Internet-Kunden zahlen oft mit ihrer Kreditkarte. Das funktioniert seit Juli seltener: Eurocard hat 500 Onlinehändlern die Zusammenarbeit gekündigt - der Plastikgeldanbieter will nicht länger für Betrügereien haften. Könnten sich Bürger digital ausweisen, wären Geschäfte über das Datennetz sicherer - und auch virtuelle Behördengänge möglich. Doch die Technik dafür, die elektronische Signatur, kommt kaum voran. Versprechungen gibt es viele, wenn von E-Government die Rede ist. Bürger würden viel Zeit sparen: kein langes Warten, um das Auto umzumelden oder den Personalausweis zu verlängern. Und der Staat könnte seine Ausgaben senken: Bundesinnenminister Otto Schily (SPD) rechnet mit Einsparungen von 400 Millionen Euro jährlich. Von Pilotprojekten abgesehen ist die Realität bislang anders: Das E-Government besteht aus einigen Formularen, die sich über das Internet ausdrucken lassen.
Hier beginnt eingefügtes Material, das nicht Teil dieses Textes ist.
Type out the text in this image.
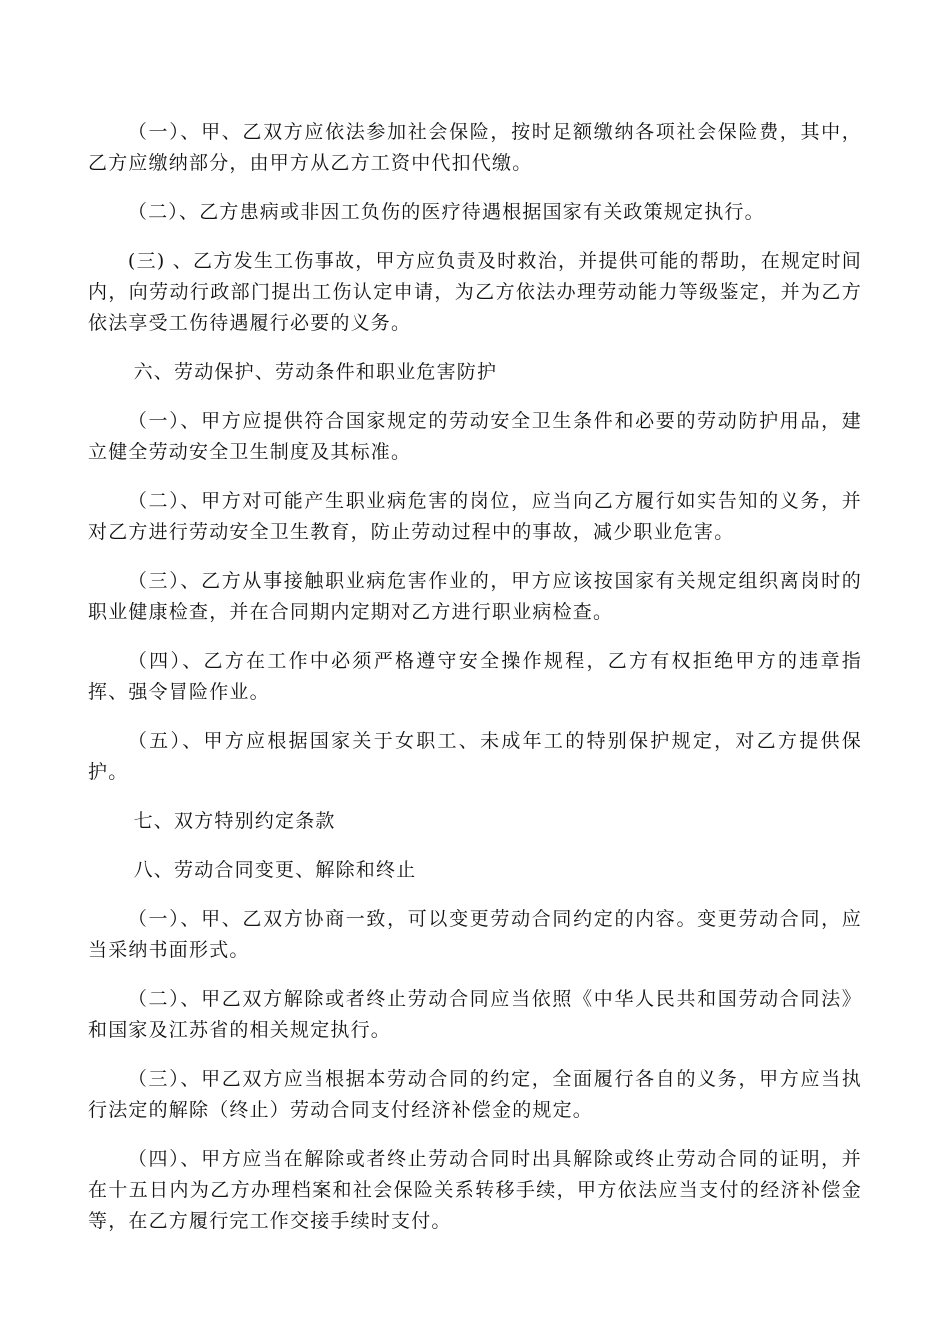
（一）、甲、乙双方应依法参加社会保险，按时足额缴纳各项社会保险费，其中，乙方应缴纳部分，由甲方从乙方工资中代扣代缴。

（二）、乙方患病或非因工负伤的医疗待遇根据国家有关政策规定执行。

(三) 、乙方发生工伤事故，甲方应负责及时救治，并提供可能的帮助，在规定时间内，向劳动行政部门提出工伤认定申请，为乙方依法办理劳动能力等级鉴定，并为乙方依法享受工伤待遇履行必要的义务。

六、劳动保护、劳动条件和职业危害防护

（一）、甲方应提供符合国家规定的劳动安全卫生条件和必要的劳动防护用品，建立健全劳动安全卫生制度及其标准。

（二）、甲方对可能产生职业病危害的岗位，应当向乙方履行如实告知的义务，并对乙方进行劳动安全卫生教育，防止劳动过程中的事故，减少职业危害。

（三）、乙方从事接触职业病危害作业的，甲方应该按国家有关规定组织离岗时的职业健康检查，并在合同期内定期对乙方进行职业病检查。

（四）、乙方在工作中必须严格遵守安全操作规程，乙方有权拒绝甲方的违章指挥、强令冒险作业。

（五）、甲方应根据国家关于女职工、未成年工的特别保护规定，对乙方提供保护。

七、双方特别约定条款

八、劳动合同变更、解除和终止

（一）、甲、乙双方协商一致，可以变更劳动合同约定的内容。变更劳动合同，应当采纳书面形式。

（二）、甲乙双方解除或者终止劳动合同应当依照《中华人民共和国劳动合同法》和国家及江苏省的相关规定执行。

（三）、甲乙双方应当根据本劳动合同的约定，全面履行各自的义务，甲方应当执行法定的解除（终止）劳动合同支付经济补偿金的规定。

（四）、甲方应当在解除或者终止劳动合同时出具解除或终止劳动合同的证明，并在十五日内为乙方办理档案和社会保险关系转移手续，甲方依法应当支付的经济补偿金等，在乙方履行完工作交接手续时支付。
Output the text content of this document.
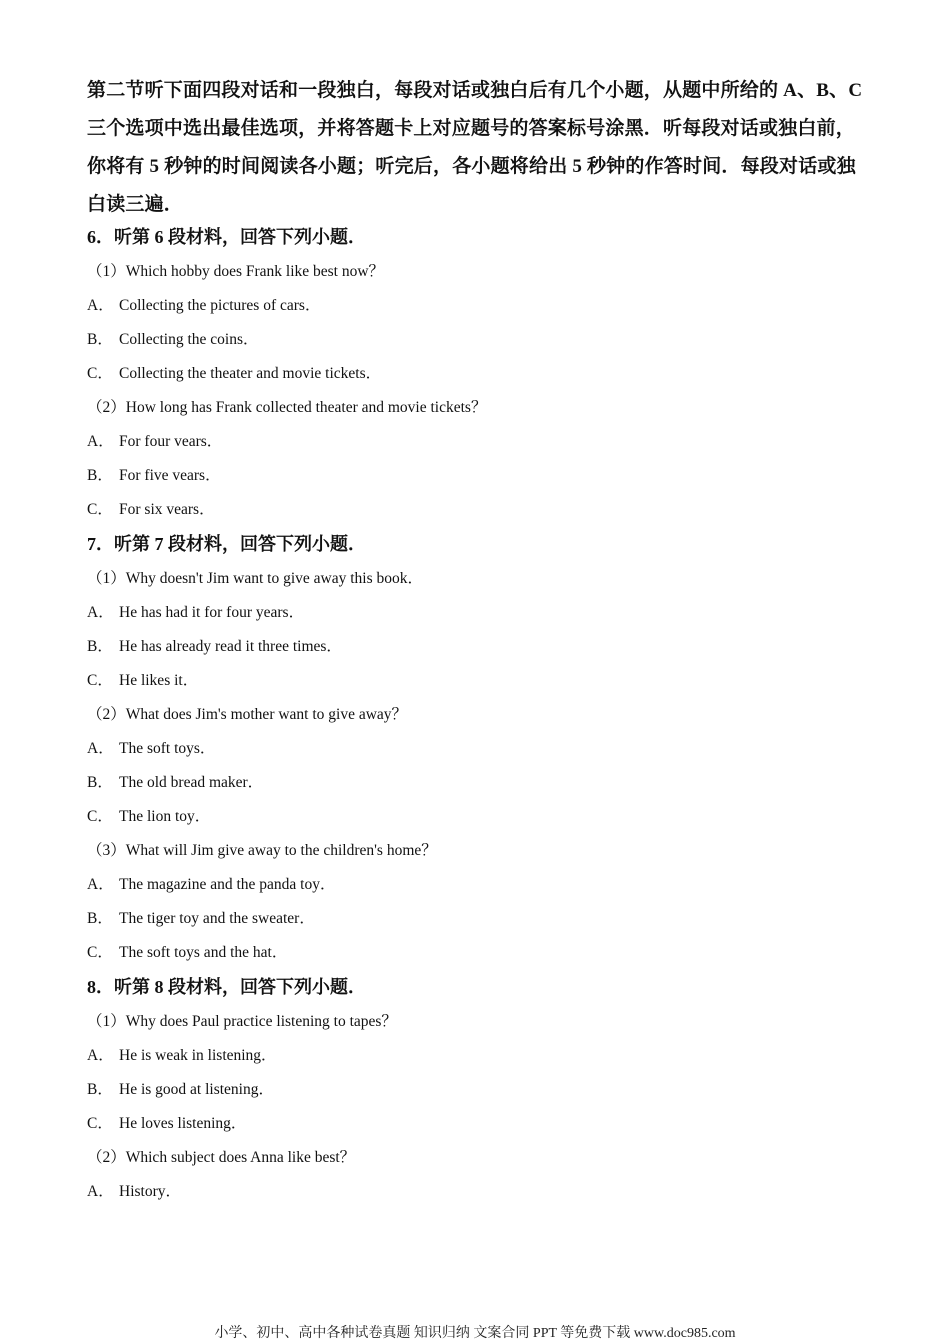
第二节听下面四段对话和一段独白，每段对话或独白后有几个小题，从题中所给的 A、B、C
三个选项中选出最佳选项，并将答题卡上对应题号的答案标号涂黑．听每段对话或独白前，
你将有 5 秒钟的时间阅读各小题；听完后，各小题将给出 5 秒钟的作答时间．每段对话或独
白读三遍．
6．听第 6 段材料，回答下列小题．
（1）Which hobby does Frank like best now？
A． Collecting the pictures of cars．
B． Collecting the coins．
C． Collecting the theater and movie tickets．
（2）How long has Frank collected theater and movie tickets？
A． For four vears．
B． For five vears．
C． For six vears．
7．听第 7 段材料，回答下列小题．
（1）Why doesn't Jim want to give away this book．
A． He has had it for four years．
B． He has already read it three times．
C． He likes it．
（2）What does Jim's mother want to give away？
A． The soft toys．
B． The old bread maker．
C． The lion toy．
（3）What will Jim give away to the children's home？
A． The magazine and the panda toy．
B． The tiger toy and the sweater．
C． The soft toys and the hat．
8．听第 8 段材料，回答下列小题．
（1）Why does Paul practice listening to tapes？
A． He is weak in listening．
B． He is good at listening．
C． He loves listening．
（2）Which subject does Anna like best？
A． History．
小学、初中、高中各种试卷真题 知识归纳 文案合同 PPT 等免费下载 www.doc985.com
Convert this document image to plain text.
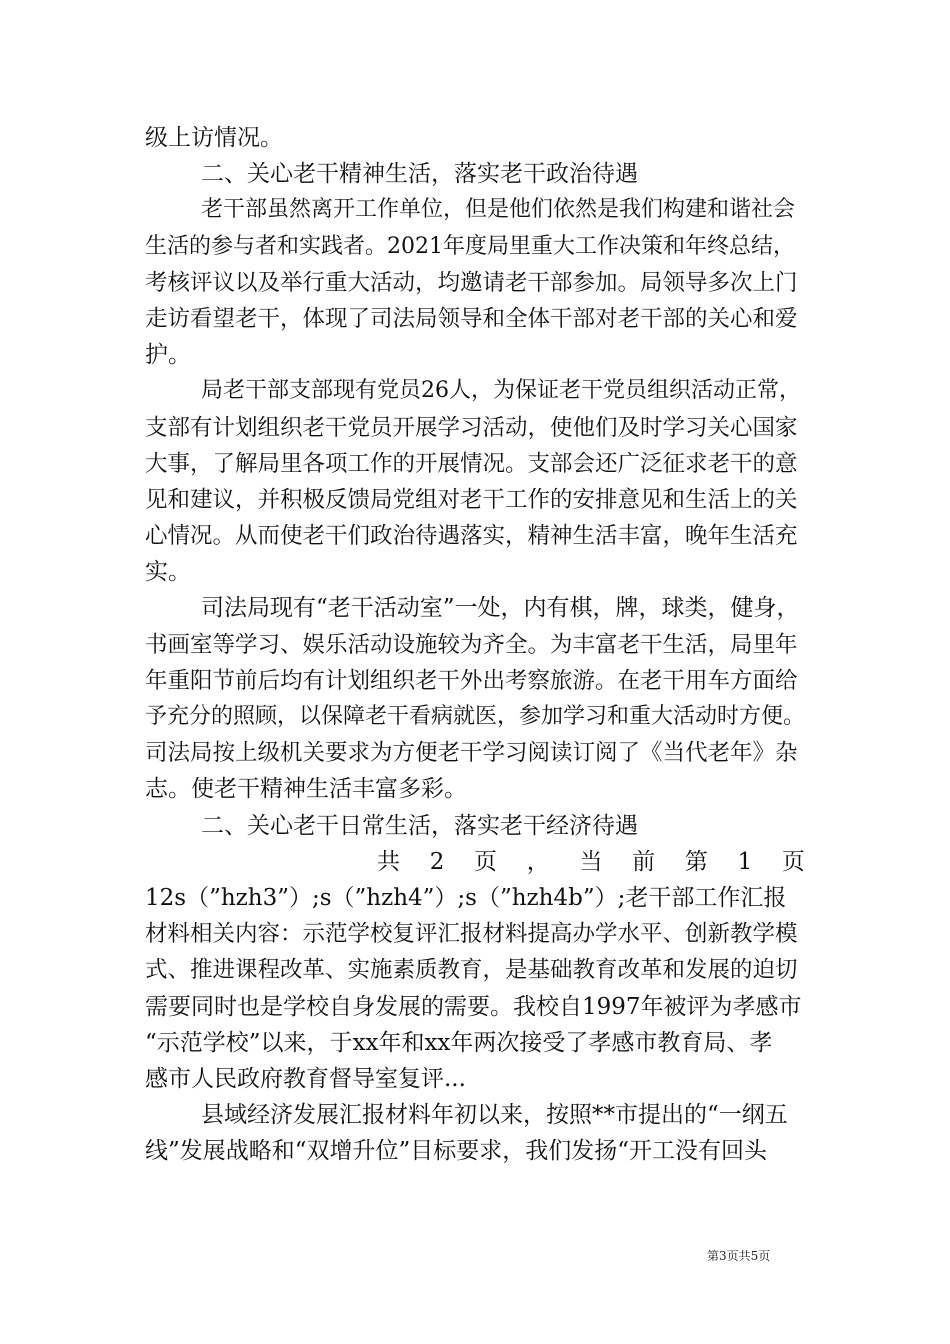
级上访情况。
二、关心老干精神生活，落实老干政治待遇
老干部虽然离开工作单位，但是他们依然是我们构建和谐社会
生活的参与者和实践者。2021年度局里重大工作决策和年终总结，
考核评议以及举行重大活动，均邀请老干部参加。局领导多次上门
走访看望老干，体现了司法局领导和全体干部对老干部的关心和爱
护。
局老干部支部现有党员26人，为保证老干党员组织活动正常，
支部有计划组织老干党员开展学习活动，使他们及时学习关心国家
大事，了解局里各项工作的开展情况。支部会还广泛征求老干的意
见和建议，并积极反馈局党组对老干工作的安排意见和生活上的关
心情况。从而使老干们政治待遇落实，精神生活丰富，晚年生活充
实。
司法局现有“老干活动室”一处，内有棋，牌，球类，健身，
书画室等学习、娱乐活动设施较为齐全。为丰富老干生活，局里年
年重阳节前后均有计划组织老干外出考察旅游。在老干用车方面给
予充分的照顾，以保障老干看病就医，参加学习和重大活动时方便。
司法局按上级机关要求为方便老干学习阅读订阅了《当代老年》杂
志。使老干精神生活丰富多彩。
二、关心老干日常生活，落实老干经济待遇
共 2 页 ， 当 前 第 1 页
12s（”hzh3”）;s（”hzh4”）;s（”hzh4b”）;老干部工作汇报
材料相关内容：示范学校复评汇报材料提高办学水平、创新教学模
式、推进课程改革、实施素质教育，是基础教育改革和发展的迫切
需要同时也是学校自身发展的需要。我校自1997年被评为孝感市
“示范学校”以来，于xx年和xx年两次接受了孝感市教育局、孝
感市人民政府教育督导室复评...
县域经济发展汇报材料年初以来，按照**市提出的“一纲五
线”发展战略和“双增升位”目标要求，我们发扬“开工没有回头
第3页共5页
Unterschreiben müssen sie die Bürger mit Tinte oder Kuli - und dann das Papier mit der Schneckenpost ins Amt befördern.
Die elektronische Signatur ist die Technik, die das ändern könnte. Sie garantiert eine sichere und verlässliche Kommunikation - Voraussetzung für die Weiterentwicklung des digitalen Rechts- und Geschäftsverkehrs. Die Anwender schreiben ihre E-Mail, rufen vor dem Versenden eine spezielle Signatursoftware auf, legen die Signaturkarte in ein angeschlossenes Kartenlesegerät - und unterschreiben mit der Eingabe einer Geheimnummer. Auf der anderen Seite können die Empfänger prüfen, ob die Nachricht tatsächlich vom angegebenen Absender kommt. Auch nachträgliche Änderungen, etwa Fälschungen beim Weg durch das Datennetz, werden erkannt.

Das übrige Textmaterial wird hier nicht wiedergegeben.